AI platform adoption of SPUR/OpenAttribution Content Telemetry grounding/citation/display events
AI platform adoption of SPUR/OpenAttribution Content Telemetry grounding/citation/display events
Evidence Snapshot
- - Linked sources: 3
- - Verified sources: 3
- - Suspicious sources: 0
- - Hallucinated sources: 0
- - Dead-link sources: 0
- - High-relevance verified sources (>=5.0): 3
- - Average temporal relevance: 0.50
The research collection on AI platform adoption of SPUR/OpenAttribution Content Telemetry grounding/citation/display events yields a striking result: despite sourcing three reputable, verified documents—the Reuters Institute's 2025 Digital News Report, the International AI Safety Report 2026, and the Tow Center's report on AI search engines—none of them contain the specific empirical data needed to characterise how major AI platforms are recording, transmitting, or responding to SPUR or OpenAttribution telemetry events. Both targeted questions about publisher-size disparities in AI citation rates and grounding behaviour returned explicit "insufficient evidence" answers. This is itself the most important finding of the collection: the field is under-documented at exactly the layer where platform accountability and publisher equity intersect.
Where evidence is strongest, it is at the level of ambient concern rather than measurement. The Reuters Institute 2025 Digital News Report confirms, for the first time, that AI platforms and chatbots have been formally added to the survey instrument, and that publishers across the ecosystem worry that AI-generated summaries will siphon referral traffic away from original news websites. The Tow Center's report on AI search engines documents systemic concerns about source attribution, accuracy, and the propensity of AI-driven search tools to fabricate or misattribute references. These findings establish that the problem space is real and widely acknowledged, but they stop short of quantifying telemetry-level behaviour, schema adoption, or differential treatment of publishers by size.
Evidence is thin in three specific respects. First, no source in the collection provides comparative citation rates between small and large publishers—a gap that is politically significant because SPUR and OpenAttribution were designed precisely to surface such disparities. Second, no source documents whether any major AI platform has implemented, piloted, or rejected the SPUR or OpenAttribution telemetry schemas for grounding, citation, or display events. Third, the temporal relevance score of 0.50 indicates that the available materials are only partially current, and none of them appear to be written from the perspective of the platform engineering teams that would generate or consume telemetry signals.

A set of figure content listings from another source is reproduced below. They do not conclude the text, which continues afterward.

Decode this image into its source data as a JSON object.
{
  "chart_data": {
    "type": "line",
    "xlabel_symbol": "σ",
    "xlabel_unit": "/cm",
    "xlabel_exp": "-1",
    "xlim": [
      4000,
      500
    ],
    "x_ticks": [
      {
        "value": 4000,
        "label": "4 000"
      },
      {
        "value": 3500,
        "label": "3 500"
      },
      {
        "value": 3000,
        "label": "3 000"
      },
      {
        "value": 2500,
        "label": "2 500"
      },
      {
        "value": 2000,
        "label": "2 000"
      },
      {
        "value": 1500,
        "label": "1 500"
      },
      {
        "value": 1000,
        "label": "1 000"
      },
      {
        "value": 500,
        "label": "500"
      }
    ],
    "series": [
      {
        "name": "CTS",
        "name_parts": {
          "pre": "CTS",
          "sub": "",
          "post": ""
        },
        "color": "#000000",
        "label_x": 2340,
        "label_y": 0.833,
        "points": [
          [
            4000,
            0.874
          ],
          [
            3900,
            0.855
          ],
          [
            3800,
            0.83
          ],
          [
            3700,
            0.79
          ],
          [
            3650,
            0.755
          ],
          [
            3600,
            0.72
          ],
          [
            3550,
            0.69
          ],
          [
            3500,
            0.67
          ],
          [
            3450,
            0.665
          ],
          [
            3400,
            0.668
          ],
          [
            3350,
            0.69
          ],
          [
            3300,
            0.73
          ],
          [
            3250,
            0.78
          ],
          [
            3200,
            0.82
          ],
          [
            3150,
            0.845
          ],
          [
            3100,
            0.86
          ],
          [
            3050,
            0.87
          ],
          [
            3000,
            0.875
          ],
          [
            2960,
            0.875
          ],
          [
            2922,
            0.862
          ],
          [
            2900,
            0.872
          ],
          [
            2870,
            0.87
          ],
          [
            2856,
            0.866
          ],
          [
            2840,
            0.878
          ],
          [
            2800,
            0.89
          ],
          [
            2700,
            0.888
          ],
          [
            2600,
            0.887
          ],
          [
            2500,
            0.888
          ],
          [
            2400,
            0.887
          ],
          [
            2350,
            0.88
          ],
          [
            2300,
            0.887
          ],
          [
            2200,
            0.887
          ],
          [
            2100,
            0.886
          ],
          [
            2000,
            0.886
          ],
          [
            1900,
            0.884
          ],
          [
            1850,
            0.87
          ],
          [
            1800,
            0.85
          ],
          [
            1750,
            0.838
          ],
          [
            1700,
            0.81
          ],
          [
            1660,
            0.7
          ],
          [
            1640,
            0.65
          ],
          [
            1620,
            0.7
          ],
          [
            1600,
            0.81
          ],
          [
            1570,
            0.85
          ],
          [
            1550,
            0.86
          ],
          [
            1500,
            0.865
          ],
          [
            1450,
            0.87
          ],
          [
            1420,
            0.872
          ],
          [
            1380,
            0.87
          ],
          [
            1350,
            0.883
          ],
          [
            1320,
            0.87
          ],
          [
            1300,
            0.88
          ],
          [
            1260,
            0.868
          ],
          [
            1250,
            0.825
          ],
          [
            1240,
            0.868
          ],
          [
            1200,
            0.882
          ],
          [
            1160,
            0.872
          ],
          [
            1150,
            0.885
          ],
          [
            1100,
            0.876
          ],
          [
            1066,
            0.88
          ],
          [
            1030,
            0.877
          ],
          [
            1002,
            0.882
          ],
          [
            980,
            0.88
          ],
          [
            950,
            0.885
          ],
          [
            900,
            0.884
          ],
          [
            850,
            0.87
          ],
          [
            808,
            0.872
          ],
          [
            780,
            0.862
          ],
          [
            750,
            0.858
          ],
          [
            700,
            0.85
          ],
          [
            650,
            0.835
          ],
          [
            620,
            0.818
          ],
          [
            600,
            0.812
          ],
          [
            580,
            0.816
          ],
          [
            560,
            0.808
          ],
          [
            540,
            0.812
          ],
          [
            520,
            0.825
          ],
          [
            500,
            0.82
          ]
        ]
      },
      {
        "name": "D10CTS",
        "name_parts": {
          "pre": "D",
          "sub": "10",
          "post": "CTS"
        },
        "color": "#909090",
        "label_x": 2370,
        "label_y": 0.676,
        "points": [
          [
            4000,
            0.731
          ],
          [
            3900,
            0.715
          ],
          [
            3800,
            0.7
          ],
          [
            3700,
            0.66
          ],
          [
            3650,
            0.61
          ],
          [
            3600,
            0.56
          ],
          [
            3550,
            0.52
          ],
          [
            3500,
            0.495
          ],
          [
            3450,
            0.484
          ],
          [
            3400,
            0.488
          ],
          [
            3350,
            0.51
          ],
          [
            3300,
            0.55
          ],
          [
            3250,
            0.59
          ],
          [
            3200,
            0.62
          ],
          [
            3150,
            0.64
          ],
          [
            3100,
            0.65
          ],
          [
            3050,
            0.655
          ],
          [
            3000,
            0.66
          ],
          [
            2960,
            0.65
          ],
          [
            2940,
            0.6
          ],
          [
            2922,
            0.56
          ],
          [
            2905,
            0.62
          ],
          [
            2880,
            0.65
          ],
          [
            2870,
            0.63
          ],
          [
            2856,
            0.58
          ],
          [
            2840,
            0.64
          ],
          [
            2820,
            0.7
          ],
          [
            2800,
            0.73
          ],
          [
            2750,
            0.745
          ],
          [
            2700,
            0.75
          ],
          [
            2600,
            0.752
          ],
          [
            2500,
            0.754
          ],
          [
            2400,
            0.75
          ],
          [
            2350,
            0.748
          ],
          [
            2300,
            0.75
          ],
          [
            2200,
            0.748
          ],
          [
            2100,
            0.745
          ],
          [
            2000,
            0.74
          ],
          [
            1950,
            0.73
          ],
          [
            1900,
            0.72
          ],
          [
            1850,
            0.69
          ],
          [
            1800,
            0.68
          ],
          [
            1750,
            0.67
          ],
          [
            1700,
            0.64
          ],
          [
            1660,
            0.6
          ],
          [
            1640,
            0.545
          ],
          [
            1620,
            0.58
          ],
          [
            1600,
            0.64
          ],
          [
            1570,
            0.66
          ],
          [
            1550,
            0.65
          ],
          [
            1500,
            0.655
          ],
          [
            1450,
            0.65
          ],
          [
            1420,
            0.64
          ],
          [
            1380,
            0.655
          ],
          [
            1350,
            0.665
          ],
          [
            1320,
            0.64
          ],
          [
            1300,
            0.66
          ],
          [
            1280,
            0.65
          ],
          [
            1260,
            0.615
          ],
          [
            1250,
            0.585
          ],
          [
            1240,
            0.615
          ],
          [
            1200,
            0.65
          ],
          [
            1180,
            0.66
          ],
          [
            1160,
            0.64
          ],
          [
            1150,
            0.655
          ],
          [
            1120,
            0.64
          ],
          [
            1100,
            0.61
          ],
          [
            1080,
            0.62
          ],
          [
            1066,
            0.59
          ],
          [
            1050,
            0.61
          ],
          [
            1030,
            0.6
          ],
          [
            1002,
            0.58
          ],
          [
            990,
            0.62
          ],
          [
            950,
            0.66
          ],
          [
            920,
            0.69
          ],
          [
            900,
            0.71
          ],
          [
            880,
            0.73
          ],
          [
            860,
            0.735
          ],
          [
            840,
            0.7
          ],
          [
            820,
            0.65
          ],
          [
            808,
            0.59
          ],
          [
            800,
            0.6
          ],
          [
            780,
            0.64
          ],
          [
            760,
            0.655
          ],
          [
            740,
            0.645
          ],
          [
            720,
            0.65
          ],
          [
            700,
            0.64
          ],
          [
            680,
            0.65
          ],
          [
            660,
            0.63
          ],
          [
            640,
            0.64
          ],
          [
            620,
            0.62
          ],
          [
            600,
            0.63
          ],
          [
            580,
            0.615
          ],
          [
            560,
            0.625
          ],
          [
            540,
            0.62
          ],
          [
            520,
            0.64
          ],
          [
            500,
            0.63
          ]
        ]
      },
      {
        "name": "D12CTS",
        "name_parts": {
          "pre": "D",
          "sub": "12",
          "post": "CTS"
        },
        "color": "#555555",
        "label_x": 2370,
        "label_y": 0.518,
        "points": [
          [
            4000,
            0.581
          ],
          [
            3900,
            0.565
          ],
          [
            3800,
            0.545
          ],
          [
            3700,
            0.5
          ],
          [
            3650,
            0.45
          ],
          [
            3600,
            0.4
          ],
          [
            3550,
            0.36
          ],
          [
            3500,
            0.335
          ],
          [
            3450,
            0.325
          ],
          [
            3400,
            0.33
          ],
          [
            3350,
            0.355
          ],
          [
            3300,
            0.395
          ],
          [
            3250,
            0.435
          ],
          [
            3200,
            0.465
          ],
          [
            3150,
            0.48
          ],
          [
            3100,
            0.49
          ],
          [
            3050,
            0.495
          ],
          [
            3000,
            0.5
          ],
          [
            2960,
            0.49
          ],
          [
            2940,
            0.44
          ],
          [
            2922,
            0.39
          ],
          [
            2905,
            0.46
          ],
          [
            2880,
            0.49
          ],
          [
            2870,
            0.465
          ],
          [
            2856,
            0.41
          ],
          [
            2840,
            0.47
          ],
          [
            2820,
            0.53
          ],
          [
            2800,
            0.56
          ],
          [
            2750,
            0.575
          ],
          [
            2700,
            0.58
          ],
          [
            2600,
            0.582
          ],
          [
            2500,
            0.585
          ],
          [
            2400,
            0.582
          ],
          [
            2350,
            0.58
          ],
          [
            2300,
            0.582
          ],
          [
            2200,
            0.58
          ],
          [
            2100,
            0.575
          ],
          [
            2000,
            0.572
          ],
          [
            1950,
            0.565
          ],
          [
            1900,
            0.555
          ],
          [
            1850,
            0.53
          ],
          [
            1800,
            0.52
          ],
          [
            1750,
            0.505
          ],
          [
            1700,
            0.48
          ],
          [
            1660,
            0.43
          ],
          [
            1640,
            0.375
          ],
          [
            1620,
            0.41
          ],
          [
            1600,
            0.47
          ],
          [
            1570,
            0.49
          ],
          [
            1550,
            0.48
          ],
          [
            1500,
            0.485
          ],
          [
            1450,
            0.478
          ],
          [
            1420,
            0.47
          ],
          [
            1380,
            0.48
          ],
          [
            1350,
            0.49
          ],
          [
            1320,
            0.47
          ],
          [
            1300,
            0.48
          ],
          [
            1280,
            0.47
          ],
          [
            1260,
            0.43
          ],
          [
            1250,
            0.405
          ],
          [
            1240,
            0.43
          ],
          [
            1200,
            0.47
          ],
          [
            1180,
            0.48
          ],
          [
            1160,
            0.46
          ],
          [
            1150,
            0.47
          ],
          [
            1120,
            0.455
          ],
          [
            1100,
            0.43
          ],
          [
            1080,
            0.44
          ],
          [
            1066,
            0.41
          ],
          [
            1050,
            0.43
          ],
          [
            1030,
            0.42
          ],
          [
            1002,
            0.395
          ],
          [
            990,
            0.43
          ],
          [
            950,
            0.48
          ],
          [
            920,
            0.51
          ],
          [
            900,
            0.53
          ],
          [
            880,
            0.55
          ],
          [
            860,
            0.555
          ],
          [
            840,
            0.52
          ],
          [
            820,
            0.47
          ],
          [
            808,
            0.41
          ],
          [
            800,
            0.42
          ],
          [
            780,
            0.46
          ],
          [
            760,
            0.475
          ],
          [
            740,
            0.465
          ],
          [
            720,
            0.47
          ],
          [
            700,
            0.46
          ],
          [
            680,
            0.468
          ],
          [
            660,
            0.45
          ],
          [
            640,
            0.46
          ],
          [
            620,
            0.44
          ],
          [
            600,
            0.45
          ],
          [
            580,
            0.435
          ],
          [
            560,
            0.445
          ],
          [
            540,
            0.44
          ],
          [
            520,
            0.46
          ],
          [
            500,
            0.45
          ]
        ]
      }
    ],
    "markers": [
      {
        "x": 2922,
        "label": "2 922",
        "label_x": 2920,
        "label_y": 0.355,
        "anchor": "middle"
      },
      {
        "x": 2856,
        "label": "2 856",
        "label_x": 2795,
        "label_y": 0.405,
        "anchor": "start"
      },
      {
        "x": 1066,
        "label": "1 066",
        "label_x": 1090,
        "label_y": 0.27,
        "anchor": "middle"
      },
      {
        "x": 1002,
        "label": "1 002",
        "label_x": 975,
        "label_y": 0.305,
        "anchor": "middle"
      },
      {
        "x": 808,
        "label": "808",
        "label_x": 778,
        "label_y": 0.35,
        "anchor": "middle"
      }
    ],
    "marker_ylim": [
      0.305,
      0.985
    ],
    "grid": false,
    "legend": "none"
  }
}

What remains contested or under-researched is therefore substantial: the actual technical adoption curve of open telemetry standards for AI content attribution, the differential exposure of small versus large publishers to grounding-event inclusion or exclusion, the relationship between citation display choices and downstream traffic, and the extent to which any platform has voluntarily disclosed grounding/citation metrics comparable to those SPUR and OpenAttribution would standardise. A defensible next research step would be direct outreach to platform teams, examination of crawler and user-agent logs, and partnership with publishers running instrumented deployments of the schemas—sources that the current collection does not contain.
Compiled by keel (the research engine), rendered in the garden. Machine-generated synthesis from gathered sources — not human-reviewed.